The color red — the color of martyrdom and the color of Christ’s blood shed for mankind — is what jumped out at me while I was reading Michael Brendan Dougherty’s case against Francis. I don’t know if Pope Francis is a man of heroic virtue, but I know he’s made me beg for that miracle in my own life. As I write, it’s the memorial of Saint Ignatius of Antioch, ordained a bishop by Saint Peter himself, who desired martyrdom. I don’t know if Pope Francis desires to be a martyr, but I wonder if he isn’t, at times, modeling a kind of martyrdom. When he does those interviews with Eugenio Scalfari, is he modeling the understanding that even hardened atheists in the final season of life are not beyond a possible encounter with Divine Mercy? I don’t know. But I know that after my initial frustration with his giving interviews to someone who doesn’t take notes, he’s made me take a look at people differently.
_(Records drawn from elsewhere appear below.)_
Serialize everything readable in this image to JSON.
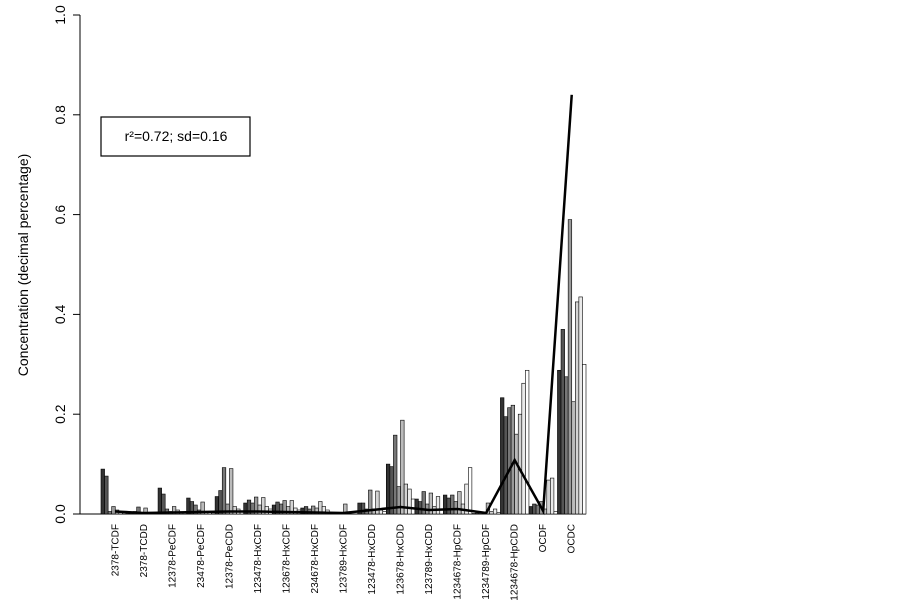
{
  "chart_data": {
    "type": "bar",
    "y_label": "Concentration (decimal percentage)",
    "annotation": "r²=0.72; sd=0.16",
    "categories": [
      "2378-TCDF",
      "2378-TCDD",
      "12378-PeCDF",
      "23478-PeCDF",
      "12378-PeCDD",
      "123478-HxCDF",
      "123678-HxCDF",
      "234678-HxCDF",
      "123789-HxCDF",
      "123478-HxCDD",
      "123678-HxCDD",
      "123789-HxCDD",
      "1234678-HpCDF",
      "1234789-HpCDF",
      "1234678-HpCDD",
      "OCDF",
      "OCDC"
    ],
    "ylim": [
      0,
      1
    ],
    "yticks": [
      {
        "value": 0,
        "label": "0.0"
      },
      0.2,
      0.4,
      0.6,
      0.8,
      {
        "value": 1,
        "label": "1.0"
      }
    ],
    "grid": false,
    "series": [
      {
        "color": "#333333",
        "values": [
          0.09,
          0.002,
          0.052,
          0.032,
          0.035,
          0.022,
          0.018,
          0.012,
          0.002,
          0.022,
          0.1,
          0.03,
          0.038,
          0.001,
          0.233,
          0.015,
          0.288
        ]
      },
      {
        "color": "#555555",
        "values": [
          0.076,
          0.005,
          0.04,
          0.025,
          0.047,
          0.028,
          0.024,
          0.015,
          0.001,
          0.022,
          0.095,
          0.025,
          0.032,
          0.002,
          0.195,
          0.02,
          0.37
        ]
      },
      {
        "color": "#777777",
        "values": [
          0.005,
          0.014,
          0.01,
          0.018,
          0.093,
          0.022,
          0.02,
          0.01,
          0.003,
          0.01,
          0.158,
          0.045,
          0.038,
          0.003,
          0.213,
          0.018,
          0.275
        ]
      },
      {
        "color": "#999999",
        "values": [
          0.015,
          0.002,
          0.005,
          0.008,
          0.02,
          0.034,
          0.027,
          0.016,
          0.001,
          0.048,
          0.055,
          0.02,
          0.025,
          0.001,
          0.218,
          0.025,
          0.59
        ]
      },
      {
        "color": "#bbbbbb",
        "values": [
          0.008,
          0.012,
          0.015,
          0.024,
          0.091,
          0.018,
          0.015,
          0.012,
          0.02,
          0.01,
          0.188,
          0.042,
          0.045,
          0.022,
          0.16,
          0.01,
          0.225
        ]
      },
      {
        "color": "#d4d4d4",
        "values": [
          0.003,
          0.001,
          0.008,
          0.005,
          0.015,
          0.033,
          0.027,
          0.025,
          0.001,
          0.046,
          0.06,
          0.015,
          0.02,
          0.005,
          0.2,
          0.068,
          0.425
        ]
      },
      {
        "color": "#eaeaea",
        "values": [
          0.002,
          0,
          0.003,
          0.004,
          0.01,
          0.015,
          0.012,
          0.015,
          0,
          0.008,
          0.05,
          0.035,
          0.06,
          0.01,
          0.262,
          0.072,
          0.435
        ]
      },
      {
        "color": "#ffffff",
        "values": [
          0.001,
          0,
          0.002,
          0.002,
          0.005,
          0.01,
          0.008,
          0.008,
          0,
          0.005,
          0.03,
          0.01,
          0.093,
          0.003,
          0.288,
          0.005,
          0.3
        ]
      }
    ],
    "line": {
      "color": "#000000",
      "values": [
        0.005,
        0.002,
        0.003,
        0.004,
        0.005,
        0.005,
        0.004,
        0.003,
        0.002,
        0.008,
        0.014,
        0.008,
        0.01,
        0.002,
        0.108,
        0.006,
        0.84
      ]
    }
  }
}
There is a mess before us, needless to say, in the Church. And it makes me think of the Chesterton quote about what’s wrong with the world. It’s me. Each one of us who profess to be Christian needs to be more radically converted. Pope Francis didn’t start the fires that divide the Catholic Church. Under Francis, they are out in the open more, at the highest levels. There is certainly sunlight that is being shone on things that have been previously in the dark. And in my time watching him and praying with him, I can’t help but wonder if he may just trust the Holy Spirit more than the rest of us to sort it out.
I don’t know if he does, but he’s certainly gotten me to try.
— Kathryn Jean Lopez is senior fellow at the National Review Institute and editor at large of National Review.